Industry

Cuadrilla pulls back from another licence

Cuadrilla Resources is to give up operation of one of its Yorkshire licences, under an agreement announced today.

Licences PEDL347 and neighbouring PL81. Map: UKOGL

The news follows an confirmation last week that Cuadrilla had relinquished three shale gas licences in Yorkshire.

Today’s announcement centres on PEDL347, operated with a 100% stake by the company’s subsidiary, Cuadrilla North Cleveland. The licence area includes Scarborough in North Yorkshire and land to the south into East Yorkshire.

Under a deal with Egdon Resources and York Energy, Cuadrilla will give up the operation of PEDL347 and reduce its stake to 25%.

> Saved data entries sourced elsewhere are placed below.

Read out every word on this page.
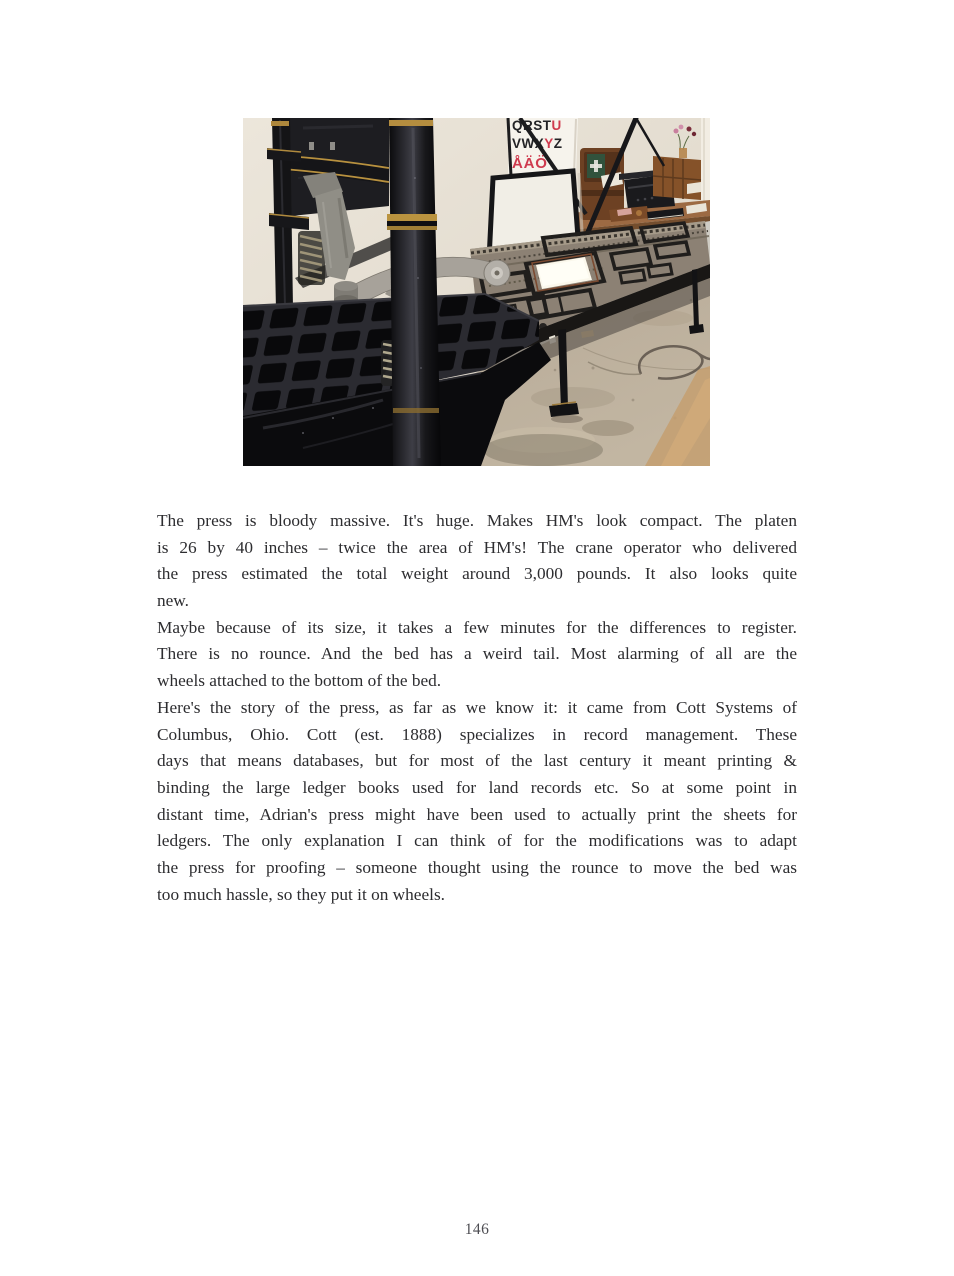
QRSTU
VWXYZ
ÅÄÖ
The press is bloody massive. It's huge. Makes HM's look compact. The platen
is 26 by 40 inches – twice the area of HM's! The crane operator who delivered
the press estimated the total weight around 3,000 pounds. It also looks quite
new.
Maybe because of its size, it takes a few minutes for the differences to register.
There is no rounce. And the bed has a weird tail. Most alarming of all are the
wheels attached to the bottom of the bed.
Here's the story of the press, as far as we know it: it came from Cott Systems of
Columbus, Ohio. Cott (est. 1888) specializes in record management. These
days that means databases, but for most of the last century it meant printing &
binding the large ledger books used for land records etc. So at some point in
distant time, Adrian's press might have been used to actually print the sheets for
ledgers. The only explanation I can think of for the modifications was to adapt
the press for proofing – someone thought using the rounce to move the bed was
too much hassle, so they put it on wheels.
146
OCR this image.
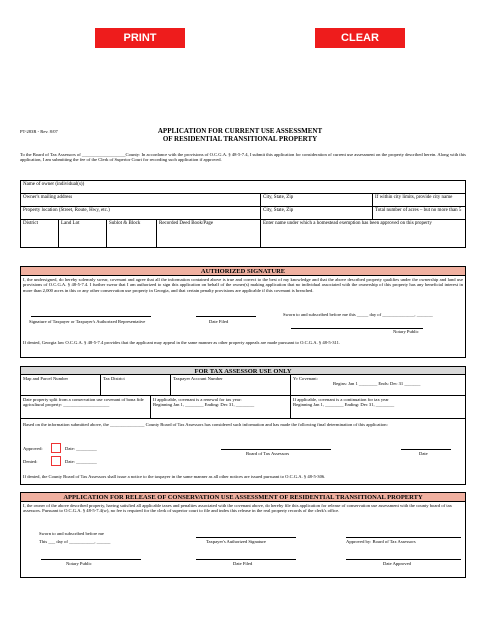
PRINT	CLEAR
PT-283R - Rev. 8/07	APPLICATION FOR CURRENT USE ASSESSMENT
OF RESIDENTIAL TRANSITIONAL PROPERTY
To the Board of Tax Assessors of ___________________County: In accordance with the provisions of O.C.G.A. § 48-5-7.4, I submit this application for consideration of current use assessment on the property described herein. Along with this application, I am submitting the fee of the Clerk of Superior Court for recording such application if approved.
Name of owner (individual(s))
Owner's mailing address	City, State, Zip	If within city limits, provide city name
Property location (Street, Route, Hwy, etc.)	City, State, Zip	Total number of acres – but no more than 5
District	Land Lot	Sublot & Block	Recorded Deed Book/Page	Enter name under which a homestead exemption has been approved on this property
AUTHORIZED SIGNATURE
I, the undersigned, do hereby solemnly swear, covenant and agree that all the information contained above is true and correct to the best of my knowledge and that the above described property qualifies under the ownership and land use provisions of O.C.G.A. § 48-5-7.4. I further swear that I am authorized to sign this application on behalf of the owner(s) making application that no individual associated with the ownership of this property has any beneficial interest in more than 2,000 acres in this or any other conservation use property in Georgia, and that certain penalty provisions are applicable if this covenant is breached.
Signature of Taxpayer or Taxpayer's Authorized Representative	Date Filed
Sworn to and subscribed before me this _____ day of ______________, _______
Notary Public
If denied, Georgia law O.C.G.A. § 48-5-7.4 provides that the applicant may appeal in the same manner as other property appeals are made pursuant to O.C.G.A. § 48-5-311.
FOR TAX ASSESSOR USE ONLY
Map and Parcel Number	Tax District	Taxpayer Account Number	Yr Covenant:
Begins: Jan 1 ________ Ends: Dec 31 _______
Date property split from a conservation use covenant of bona fide agricultural property: ____________________
If applicable, covenant is a renewal for tax year:
Beginning Jan 1, ________ Ending: Dec 31, ________
If applicable, covenant is a continuation for tax year
Beginning Jan 1, ________ Ending: Dec 31, ________
Based on the information submitted above, the _______________ County Board of Tax Assessors has considered such information and has made the following final determination of this application:
Approved:	Date: _________
Denied:	Date: _________
Board of Tax Assessors	Date
If denied, the County Board of Tax Assessors shall issue a notice to the taxpayer in the same manner as all other notices are issued pursuant to O.C.G.A. § 48-5-306.
APPLICATION FOR RELEASE OF CONSERVATION USE ASSESSMENT OF RESIDENTIAL TRANSITIONAL PROPERTY
I, the owner of the above described property, having satisfied all applicable taxes and penalties associated with the covenant above, do hereby file this application for release of conservation use assessment with the county board of tax assessors. Pursuant to O.C.G.A. § 48-5-7.4(w), no fee is required for the clerk of superior court to file and index this release in the real property records of the clerk's office.
Sworn to and subscribed before me
This ___ day of ___________, ______	Taxpayer's Authorized Signature	Approved by: Board of Tax Assessors
Notary Public	Date Filed	Date Approved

In return, Cuadrilla will take a 25% stake in the neighbouring licence, PL81, previously held by Third Energy, now York Energy.

If the agreement goes ahead, Cuadrilla will be the operator of just two licences in Lancashire and four in Yorkshire. None of these licences is currently producing oil or gas.

Cuadrilla also has stake in PEDL244, the Balcombe licence, now operated by Angus Energy. The Balcombe site, which is mothballed, is the subject of a legal challenge.

Last week, Cuadrilla’s parent company reported it had secured a one-year extension to the initial term of PEDL347 from the industry regulator. PEDL347 was granted to Cuadrilla in 2016. At the time, it was described as a shale gas licence.

Weaverthorpe gas prospect

Today’s announcement centres on the Weaverthorpe gas prospect, which spans PEDL347 and PL81, and is described as a “shallow Sherwood sandstone conventional prospect”.

In a statement, Egdon Resources said it would become the operator of PEDL347 and take a 52.5% interest. It also said it had exercised an option to farm-in to PL81 under an agreement announced earlier this year. This would also give Egdon a 52.5% stake in PL81.

Egdon said it has reprocessed and interpreted 214km of 2D seismic data and has carried out further studies, which confirmed that Weaverthorpe was a “material, commercially-viable prospect”.

The company will pay 100% of the costs of a well, to be drilled in the next three years, to test the prospect. It will also pay all the 2023 licences fees for PL81 and the regulatory and legal costs of transferring the licence interests.

Mark Abbott, managing director of Egdon, described Weaverthorpe as “a robust and commercially attractive conventional gas prospect”.

He said:

“This has triggered the exercise of the Option on PL081 and an agreement with Cuadrilla in respect of PEDL347, which when concluded, will cover the entire prospect area and allow the optimal appraisal and development of Weaverthorpe on behalf of the new Joint Venture.

“Indigenous gas resource like Weaverthorpe provide local employment and generate taxes whilst having compelling environmental and security of supply benefits by reducing the UK’s increasing reliance on imports of LNG which carry significantly higher pre-combustion emissions. Producing gas from Weaverthorpe would be fully aligned with the Government’s Energy Security Strategy and Net Zero targets.”

Egdon said the three companies aimed to complete the farm-in and equalisation of interests between the two licences within six weeks. They aimed to agree a joint operating agreement in a further six weeks.

2 replies »

  1. If the government is so concerned for energy security it would ban fracking and venting as Norway did 52 years ago. Why has this country one dumb government after another?

  2. What would that do for energy security??

    Nothing. It may or may not achieve other things, but energy security has no connection at all.

    As they say, “we” get the government “we” deserve.